En France, nous luttons contre les violences faites aux femmes et aux filles en soutenant notamment la Fédération Nationale Solidarité Femmes, qui est en charge du numéro d’écoute national 3919 destiné aux femmes victimes de violences, ou encore en accompagnant la création de la Maison des Femmes de Saint-Denis, lieu de prise en charge unique des femmes en difficulté ou victimes de violences. Les femmes vulnérables sont davantage exposées à la violence et à la précarité. Ainsi, nous soutenons l’association Gynécologues Sans Frontières intervenant auprès des femmes migrantes et de leurs enfants en leur apportant un soutien matériel et juridique, ou encore l’association Urban Refugees qui a pour but de professionnaliser 25 femmes en Ouganda dans la gestion de leur association. Afin de lutter contre la précarité des femmes, nous cofinançons également l’association Rejoué qui favorise l’insertion socio-professionnelle des femmes éloignées de l’emploi en les formant aux métiers du recyclage de jouets.
Enfin, nous soutenant des projets portés par des femmes. Les associations FNAB et SOL promeuvent et accompagnement le travail des femmes dans la lutte contre le dérèglement climatique. La FNAB entreprend des actions pour renforcer et valoriser le travail des productrices bio en France, tandis que SOL forme les femmes en Inde, en France et au Sénégal aux pratiques agroécologiques afin de garantir la sécurité alimentaire des populations.
Vous fêtez les 15 ans de la Fondation Raja le 16 novembre, vous attribuerez alors le prix du Public 2021. Tout le monde a la possibilité de voter pour une association qui lutte en France et dans le monde en faveur de l’autonomisation des femmes ?
Absolument ! Je crois plus que tout à la force du collectif et je pense que ce Prix du Public 2021 est la parfaite occasion de permettre à des associations que la Fondation a soutenues de se faire connaître et de mettre en valeur leurs actions, tout en mobilisant le plus grand nombre de personnes.
Les associations réalisent travail formidable au quotidien. Je pense bien évidemment aussi à toutes les femmes et tous les hommes engagé.es, à toutes les équipes qui sont sur le terrain tous les jours, avec un engagement et une volonté de faire bouger les lignes. Je pense aussi à tous les bénévoles qui les accompagnent, sur leur temps personnel.
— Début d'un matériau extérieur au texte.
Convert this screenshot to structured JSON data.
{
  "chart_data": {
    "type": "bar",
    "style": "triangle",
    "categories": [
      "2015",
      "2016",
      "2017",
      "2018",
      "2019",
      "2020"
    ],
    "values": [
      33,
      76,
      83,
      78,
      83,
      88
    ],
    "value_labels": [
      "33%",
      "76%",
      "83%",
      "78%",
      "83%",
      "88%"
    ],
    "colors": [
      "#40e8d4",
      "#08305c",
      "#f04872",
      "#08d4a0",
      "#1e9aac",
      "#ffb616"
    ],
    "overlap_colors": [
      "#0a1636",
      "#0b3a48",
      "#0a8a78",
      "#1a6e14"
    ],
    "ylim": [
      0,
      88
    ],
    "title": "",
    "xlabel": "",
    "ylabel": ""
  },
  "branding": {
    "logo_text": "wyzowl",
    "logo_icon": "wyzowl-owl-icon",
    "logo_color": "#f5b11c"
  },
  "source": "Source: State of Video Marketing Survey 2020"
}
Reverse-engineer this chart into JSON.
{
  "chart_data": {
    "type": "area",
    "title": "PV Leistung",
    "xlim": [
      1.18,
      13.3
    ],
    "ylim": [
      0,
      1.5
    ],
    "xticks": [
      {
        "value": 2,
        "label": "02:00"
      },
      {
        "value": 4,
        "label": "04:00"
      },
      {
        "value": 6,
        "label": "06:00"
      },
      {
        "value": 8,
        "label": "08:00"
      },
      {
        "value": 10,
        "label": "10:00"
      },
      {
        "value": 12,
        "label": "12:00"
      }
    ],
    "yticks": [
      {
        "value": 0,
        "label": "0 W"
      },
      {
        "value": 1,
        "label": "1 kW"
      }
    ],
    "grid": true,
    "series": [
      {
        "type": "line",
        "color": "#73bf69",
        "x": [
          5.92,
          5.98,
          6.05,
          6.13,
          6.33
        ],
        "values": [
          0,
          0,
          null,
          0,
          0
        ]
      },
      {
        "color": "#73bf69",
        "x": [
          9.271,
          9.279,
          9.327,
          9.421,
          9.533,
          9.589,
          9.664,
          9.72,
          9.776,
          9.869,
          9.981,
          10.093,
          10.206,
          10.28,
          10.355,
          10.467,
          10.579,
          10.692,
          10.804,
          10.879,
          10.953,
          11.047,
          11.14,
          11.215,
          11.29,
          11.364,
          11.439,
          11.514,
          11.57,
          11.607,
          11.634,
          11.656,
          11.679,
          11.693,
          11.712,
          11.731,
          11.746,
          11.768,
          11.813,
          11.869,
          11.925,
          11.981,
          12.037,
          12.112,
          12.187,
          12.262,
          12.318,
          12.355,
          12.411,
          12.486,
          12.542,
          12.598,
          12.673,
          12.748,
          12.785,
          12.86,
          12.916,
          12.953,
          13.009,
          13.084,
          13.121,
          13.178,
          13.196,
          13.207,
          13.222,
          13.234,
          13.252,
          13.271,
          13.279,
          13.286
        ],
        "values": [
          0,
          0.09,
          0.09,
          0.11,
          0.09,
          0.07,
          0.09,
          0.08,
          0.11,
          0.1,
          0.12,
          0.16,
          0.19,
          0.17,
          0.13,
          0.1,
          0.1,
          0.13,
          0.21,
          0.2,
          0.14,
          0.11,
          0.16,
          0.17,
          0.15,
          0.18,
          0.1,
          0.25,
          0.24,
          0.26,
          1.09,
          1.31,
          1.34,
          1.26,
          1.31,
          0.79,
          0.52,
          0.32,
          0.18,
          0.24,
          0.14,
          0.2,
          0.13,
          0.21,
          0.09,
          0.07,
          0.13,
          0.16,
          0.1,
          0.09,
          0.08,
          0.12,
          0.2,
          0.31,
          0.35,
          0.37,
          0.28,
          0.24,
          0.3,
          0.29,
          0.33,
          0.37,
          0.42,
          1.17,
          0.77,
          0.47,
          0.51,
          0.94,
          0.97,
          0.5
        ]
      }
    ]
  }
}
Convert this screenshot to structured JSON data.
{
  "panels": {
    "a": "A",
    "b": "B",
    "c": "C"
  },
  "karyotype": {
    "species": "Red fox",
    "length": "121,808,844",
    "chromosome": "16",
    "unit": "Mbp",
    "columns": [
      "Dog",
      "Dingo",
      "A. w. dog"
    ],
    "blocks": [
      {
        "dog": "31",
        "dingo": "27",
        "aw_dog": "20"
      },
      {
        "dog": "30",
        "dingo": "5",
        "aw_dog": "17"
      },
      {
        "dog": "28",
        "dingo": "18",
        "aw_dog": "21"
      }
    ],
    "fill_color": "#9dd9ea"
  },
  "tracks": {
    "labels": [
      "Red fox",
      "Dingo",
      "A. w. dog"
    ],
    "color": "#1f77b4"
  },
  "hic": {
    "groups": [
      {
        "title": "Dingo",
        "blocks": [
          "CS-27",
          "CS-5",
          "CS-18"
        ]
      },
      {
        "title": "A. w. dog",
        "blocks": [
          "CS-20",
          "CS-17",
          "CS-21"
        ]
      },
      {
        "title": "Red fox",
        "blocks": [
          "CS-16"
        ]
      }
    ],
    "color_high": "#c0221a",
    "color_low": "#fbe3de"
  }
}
Les associations ont bien trop souvent des moyens réduits, qu’ils soient financiers, techniques ou même en ressources humaines.
J’encourage vos lectrices et lecteurs à se mobiliser pour soutenir les actrices/acteurs de proximité qui se battent pour plus d’égalité et que toutes les femmes et les filles aient les mêmes chances de pouvoir, un jour, réussir leur vie et s’épanouir pleinement.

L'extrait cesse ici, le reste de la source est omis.